In contrast, the quirky Bruthen Medieval Winter Fire Festival facilitates a medieval costume ball with sword fighting, feasting, and peasant craft demonstrations, showing that in the "no-frills era", country people can still embrace a sense of the sublime and the ridiculous.
Dr Derrett says it is important to keep reviewing the sort of experiences that people who come to events actually want to have, to maintain relevance, adding that events grow and bend over time to reflect the values, interests and aspirations of changing resident demographics.
"There are festivals that have a limited life cycle and can come about because of the energy that came from particular people who may have initiated it wears out — the novelty wears out," she says.
Mid-winter wellbeing
Returning to East Gippsland to raise his young family, founder and co-director of the East Gippsland Winter Festival Adam Bloem initially set out to create a new event to bring energy to the region's quieter months after the catastrophic Black Summer bushfires of 2019-2020.
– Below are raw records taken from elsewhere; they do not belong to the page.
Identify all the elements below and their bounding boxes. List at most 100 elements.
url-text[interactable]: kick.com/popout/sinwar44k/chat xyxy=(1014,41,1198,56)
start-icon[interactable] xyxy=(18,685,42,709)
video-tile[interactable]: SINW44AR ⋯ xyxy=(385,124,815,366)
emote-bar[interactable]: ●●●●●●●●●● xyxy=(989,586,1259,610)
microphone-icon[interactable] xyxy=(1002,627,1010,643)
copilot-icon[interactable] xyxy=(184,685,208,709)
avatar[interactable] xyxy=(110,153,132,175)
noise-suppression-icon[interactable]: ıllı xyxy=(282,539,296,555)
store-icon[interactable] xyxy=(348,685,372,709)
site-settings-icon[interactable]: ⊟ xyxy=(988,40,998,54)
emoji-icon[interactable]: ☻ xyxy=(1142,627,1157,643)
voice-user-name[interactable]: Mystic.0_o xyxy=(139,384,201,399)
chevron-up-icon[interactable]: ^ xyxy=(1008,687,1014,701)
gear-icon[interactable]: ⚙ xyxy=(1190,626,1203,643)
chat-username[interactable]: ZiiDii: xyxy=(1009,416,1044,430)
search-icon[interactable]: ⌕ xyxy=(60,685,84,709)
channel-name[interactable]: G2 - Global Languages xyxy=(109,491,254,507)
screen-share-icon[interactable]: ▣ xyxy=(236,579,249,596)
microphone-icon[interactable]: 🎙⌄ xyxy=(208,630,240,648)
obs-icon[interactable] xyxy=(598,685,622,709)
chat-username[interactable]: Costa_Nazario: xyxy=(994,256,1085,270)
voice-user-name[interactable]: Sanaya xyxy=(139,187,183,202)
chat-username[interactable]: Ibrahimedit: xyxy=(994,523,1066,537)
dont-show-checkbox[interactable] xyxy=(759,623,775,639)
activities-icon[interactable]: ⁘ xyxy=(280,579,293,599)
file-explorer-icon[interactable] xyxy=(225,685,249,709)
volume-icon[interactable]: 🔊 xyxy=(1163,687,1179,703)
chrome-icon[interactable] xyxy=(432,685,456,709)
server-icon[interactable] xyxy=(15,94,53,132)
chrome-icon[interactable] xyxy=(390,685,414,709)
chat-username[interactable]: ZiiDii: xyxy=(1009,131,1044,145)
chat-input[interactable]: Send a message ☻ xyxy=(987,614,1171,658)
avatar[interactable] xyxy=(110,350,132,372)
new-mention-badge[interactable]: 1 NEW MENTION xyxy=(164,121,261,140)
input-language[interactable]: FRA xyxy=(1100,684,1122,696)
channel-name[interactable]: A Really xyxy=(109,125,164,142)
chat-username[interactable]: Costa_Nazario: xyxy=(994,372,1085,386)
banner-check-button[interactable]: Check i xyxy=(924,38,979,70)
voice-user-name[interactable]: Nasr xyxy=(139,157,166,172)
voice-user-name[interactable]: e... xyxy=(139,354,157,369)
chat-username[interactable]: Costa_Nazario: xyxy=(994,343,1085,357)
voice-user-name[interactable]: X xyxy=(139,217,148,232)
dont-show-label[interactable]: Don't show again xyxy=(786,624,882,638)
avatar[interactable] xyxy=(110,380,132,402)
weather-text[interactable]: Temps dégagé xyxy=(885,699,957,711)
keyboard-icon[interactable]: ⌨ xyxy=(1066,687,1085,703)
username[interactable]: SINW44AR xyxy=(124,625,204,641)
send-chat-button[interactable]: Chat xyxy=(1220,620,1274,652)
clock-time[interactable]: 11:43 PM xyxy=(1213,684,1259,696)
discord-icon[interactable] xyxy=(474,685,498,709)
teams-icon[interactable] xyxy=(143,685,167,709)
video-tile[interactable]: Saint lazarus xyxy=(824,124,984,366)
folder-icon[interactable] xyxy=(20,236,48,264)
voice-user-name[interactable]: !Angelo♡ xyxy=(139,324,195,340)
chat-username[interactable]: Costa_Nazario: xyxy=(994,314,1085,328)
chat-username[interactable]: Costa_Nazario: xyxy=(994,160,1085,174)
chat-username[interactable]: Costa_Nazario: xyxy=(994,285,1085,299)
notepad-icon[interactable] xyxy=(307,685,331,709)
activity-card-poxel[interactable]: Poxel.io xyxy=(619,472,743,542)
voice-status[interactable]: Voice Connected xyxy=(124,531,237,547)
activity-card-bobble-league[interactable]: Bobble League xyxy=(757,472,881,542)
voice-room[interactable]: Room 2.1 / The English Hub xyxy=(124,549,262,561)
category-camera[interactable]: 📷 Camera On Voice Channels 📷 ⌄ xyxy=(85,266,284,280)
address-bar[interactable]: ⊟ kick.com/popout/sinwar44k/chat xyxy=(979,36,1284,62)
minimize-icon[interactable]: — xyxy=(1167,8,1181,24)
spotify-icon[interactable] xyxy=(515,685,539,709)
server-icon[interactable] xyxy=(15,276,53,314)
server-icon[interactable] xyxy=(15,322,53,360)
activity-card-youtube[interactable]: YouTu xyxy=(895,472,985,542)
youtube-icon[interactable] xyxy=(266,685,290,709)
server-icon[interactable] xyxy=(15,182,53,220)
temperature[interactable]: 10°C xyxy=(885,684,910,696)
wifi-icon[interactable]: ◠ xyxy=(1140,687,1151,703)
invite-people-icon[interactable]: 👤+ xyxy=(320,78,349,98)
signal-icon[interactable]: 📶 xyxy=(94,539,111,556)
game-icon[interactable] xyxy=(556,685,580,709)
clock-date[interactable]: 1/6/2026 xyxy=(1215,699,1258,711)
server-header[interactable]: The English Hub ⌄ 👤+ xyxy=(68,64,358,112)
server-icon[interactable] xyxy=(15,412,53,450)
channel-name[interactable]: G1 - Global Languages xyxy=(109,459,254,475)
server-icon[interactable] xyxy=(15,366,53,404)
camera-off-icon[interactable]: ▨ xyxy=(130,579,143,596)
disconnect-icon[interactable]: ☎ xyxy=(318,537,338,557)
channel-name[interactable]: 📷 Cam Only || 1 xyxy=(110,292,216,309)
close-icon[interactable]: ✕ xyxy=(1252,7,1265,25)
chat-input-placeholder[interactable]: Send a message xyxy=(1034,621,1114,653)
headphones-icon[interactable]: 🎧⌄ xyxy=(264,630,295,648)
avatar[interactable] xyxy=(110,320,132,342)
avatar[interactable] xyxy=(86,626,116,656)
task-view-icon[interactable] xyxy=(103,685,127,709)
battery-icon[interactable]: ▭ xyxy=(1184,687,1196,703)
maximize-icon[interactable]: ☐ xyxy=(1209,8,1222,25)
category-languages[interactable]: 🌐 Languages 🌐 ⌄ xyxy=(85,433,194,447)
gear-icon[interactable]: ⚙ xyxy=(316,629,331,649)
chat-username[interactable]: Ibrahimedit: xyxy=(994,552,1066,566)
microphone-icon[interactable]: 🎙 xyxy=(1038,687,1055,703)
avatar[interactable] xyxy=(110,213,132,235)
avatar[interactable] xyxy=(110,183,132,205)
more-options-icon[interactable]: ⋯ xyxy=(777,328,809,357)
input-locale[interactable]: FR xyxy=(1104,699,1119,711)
"We created the East Gippsland Winter Festival in the wake of the [Black Summer] bushfires, and then we went straight into COVID lockdowns, so particularly in the first year, there was that real need and desire for the community to come together and connect again," he says.
With the agenda of showcasing the region's artists, chefs, produce, restaurants against East Gippsland's spectacular scenery, the first festival in 2021 attracted lockdown-weary Melbournian road trippers holidaying closer to home.
A holistic program of yoga and sound healing sessions, bush walks, rail trail experiences, sourdough-making workshops and solstice bathing events would soon align the festival with a growing market for mid-winter mind and body rejuvenation.
"The wellness part really came about quite organically, it wasn't something we drove from the start," Mr Bloem says.
Having recently celebrated its fourth year, the month-long festival now attracts thousands of locals and tourists to more than 100 free and ticketed events, spanning from the remote corners of the high country to Mallacoota and Paynesville.
With the aim of supporting tourism and local businesses, while being mindful of visitor impact on the environmental, Mr Bloem says the festival operated on a collaborative model that somewhat protected it from the ongoing challenge of finding sponsors.
With dozens of volunteer artists, local businesses organisations and community groups organising their unique boutique events under the marketing umbrella of the East Gippsland Winter Festival, he says the financial risk was effectively shared, making the festival brand sustainable in the long term.
With the free lantern parades such as the Lakes Lights, the most patronised of all the events, he says that people had the opportunity to participate and become part of the spectacle themselves at their leisure, while admiring the creations of others.
"The hands-on workshops, people just love to connect and come together and be creative and do something with their hands'", Mr Bloem says acknowledging the need for healing and interaction after the COVID-era.
Lakes Entrance lights lantern maker, artist Amy Allender says the lantern making provided a fun, inclusive, all-ages community-building exercise for participants of all skill levels, and a rare opportunity to socialise outside the home without spending money.
"In a lot of places, there is not a huge community mindset in this day and age. It's a thing that is lost a lot of the time," Allender says.
"Having events where people can just come in hang out and do things and just make stuff, is what the Winter Festival is all about."